Denosumab Continues to Dampen Skeletal-Related Side Effects in Breast Cancer Bone Metastases

December 13, 2010

An update of a long-term denosumab (Xgeva) trial offers another bisphosphonate as an alternative to zoledronic acid (Zometa) that is more convenient, less toxic, and more effective in bone metastases. But oncologists need to perform an oral exam of patients with bone metastases before placing them on denosumab.

SAN ANTONIO-Denosumab (Xgeva) may be superior to zoledronic acid (Zometa) in delaying or preventing skeletal-related events (SREs) in patients with breast cancer and bone metastases. Specifically, denosumab delayed SREs five months longer than zoledronic acid.

“The average life expectancy of patients with metastatic breast cancer is approximately 2.5 years, so if you can prolong the time without a skeletal-related event by five months, you are substantially benefiting the patient,” said lead investigator Alison Stopeck, MD, an associate professor of medicine and director of the clinical breast cancer program at the Arizona Cancer Center, University of Arizona in Tucson.

Previous results from this phase III trial indicated that denosumab was superior to zoledronic acid in delaying the time to first on-study SREs, such as fracture, radiation to bone, surgery to bone, or spinal cord compression in patients with breast cancer metastatic to the bone. In the current study, Dr. Stopeck updated the results after an additional four months of blinded treatment (SABCS 2009 abstract 22 and SABCS 2010 abstracts 615 and P6-14-01).

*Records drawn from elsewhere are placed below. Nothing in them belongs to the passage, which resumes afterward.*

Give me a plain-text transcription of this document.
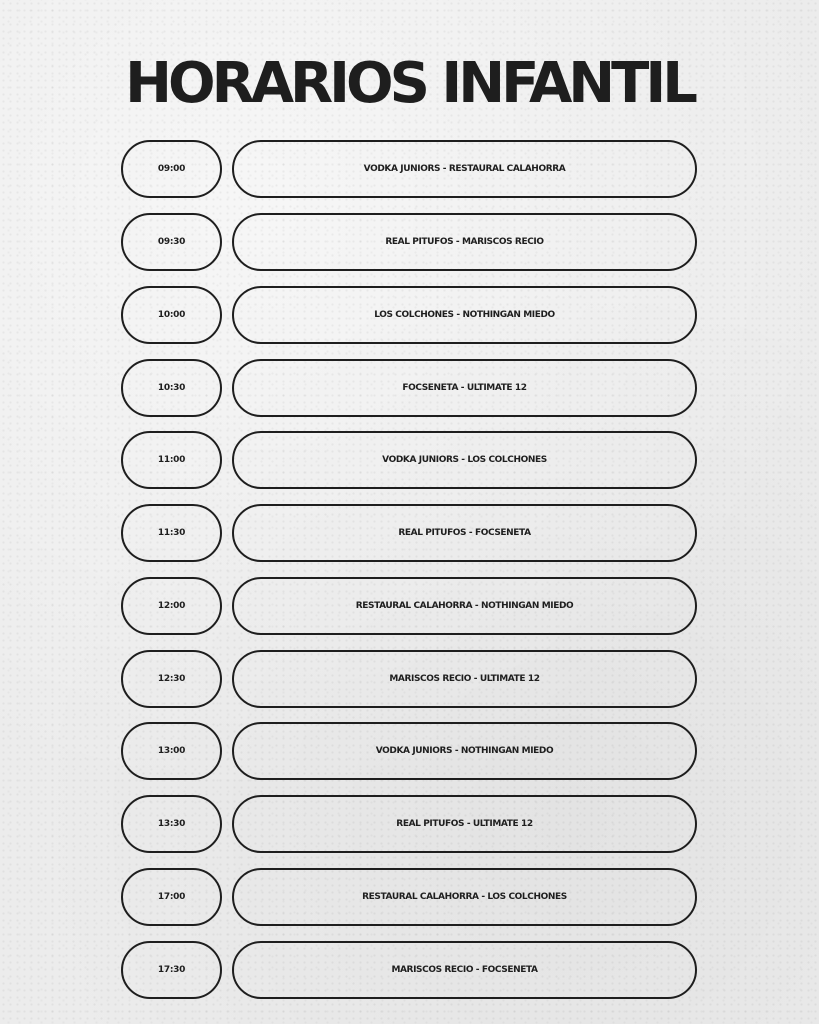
HORARIOS INFANTIL
09:00	VODKA JUNIORS - RESTAURAL CALAHORRA
09:30	REAL PITUFOS - MARISCOS RECIO
10:00	LOS COLCHONES - NOTHINGAN MIEDO
10:30	FOCSENETA - ULTIMATE 12
11:00	VODKA JUNIORS - LOS COLCHONES
11:30	REAL PITUFOS - FOCSENETA
12:00	RESTAURAL CALAHORRA - NOTHINGAN MIEDO
12:30	MARISCOS RECIO - ULTIMATE 12
13:00	VODKA JUNIORS - NOTHINGAN MIEDO
13:30	REAL PITUFOS - ULTIMATE 12
17:00	RESTAURAL CALAHORRA - LOS COLCHONES
17:30	MARISCOS RECIO - FOCSENETA
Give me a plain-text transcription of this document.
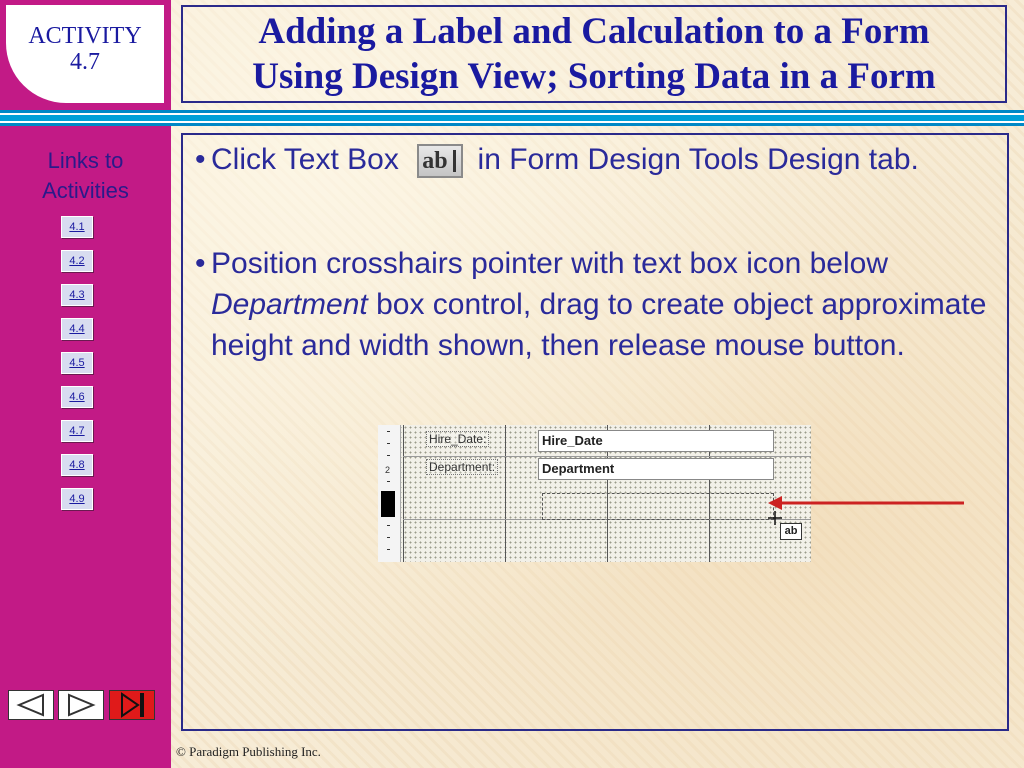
ACTIVITY
4.7
Links to
Activities
4.1
4.2
4.3
4.4
4.5
4.6
4.7
4.8
4.9
Adding a Label and Calculation to a Form
Using Design View; Sorting Data in a Form
• Click Text Box ab in Form Design Tools Design tab.
• Position crosshairs pointer with text box icon below Department box control, drag to create object approximate height and width shown, then release mouse button.
2
Hire_Date:	Hire_Date
Department:	Department
ab
© Paradigm Publishing Inc.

Denosumab is a fully human monoclonal antibody that inhibits RANKL, a key mediator of osteoclast activity. Dr. Stopeck and her colleagues randomized 2,046 patients with advanced breast cancer and bone metastases to receive either 120 mg of subcutaneous denosumab or 4 mg of intravenous zoledronic acid every four weeks. All the subjects took calcium (500 mg or greater daily) and vitamin D (400 IU or greater daily).

The researchers found that denosumab was better at delaying the time to first on-study SRE by 18% and the time to first and subsequent on-study events by 22%. The researchers also found that overall survival and disease progression were similar for both treatment groups. The side effects rate was 96.2% in the denosumab arm and 97.4% in the zoledronic acid arm. Serious adverse events occurred in 47.9% of the denosumab patients and 50.2% of the zoledronic acid patients.

“We now have an alternative to zoledronic acid that is more convenient, less toxic, and more effective for patients with bone metastases,” Dr. Stopeck said. She noted that denosumab is easy to administer via subcutaneous injection compared to IV zoledronic acid. In addition, dose adjustments are not required, and there is no need for renal monitoring. The FDA approved denosumab in November 2010 for the prevention of SREs in patients with bone metastases from solid tumors.

Osteonecrosis of the jaw (ONJ) is a serious concern with bisphosphonates, and, in the current study, ONJ occurred in 2.5% of patients taking denosumab compared to 1.8% of those taking zoledronic acid (P = .29). Dr. Stopeck said it is up to oncologists to perform an oral exam of patients with bone metastases before placing them on denosumab, pointing out that the problem tends to occur in patients with dentures and/or poor dental hygiene.

“Oncologists need to look into the patient’s mouth and see if there are any cracked and decaying teeth and determine if this is a patient who will have a problem with jaw osteonecrosis. In this study, nobody was required to see a dentist at any point. Many of the patients had no dental care,” said Dr. Stopeck in an interview with Oncology NEWS International. “The risk factors of osteonecrosis of the jaw are not a problem if a patient maintains good dental hygiene. I tell the patients they have to floss and they have to go to the dentist twice a year.”

Mothaffar Rimawi, MD, a professor of medicine and medical director of the breast center at Baylor College of Medicine in Houston, said these findings provide clinicians with a potentially better agent for preventing SREs in this patient population.

“I think this is another tool and another option that seems to be even more effective,” Dr. Rimawi told Oncology NEWS International. “So, you may want to consider using it upfront because it has now been shown to be more effective. However, the cost may be an issue because new agents tend to cost more and you have balance the cost with the benefits.”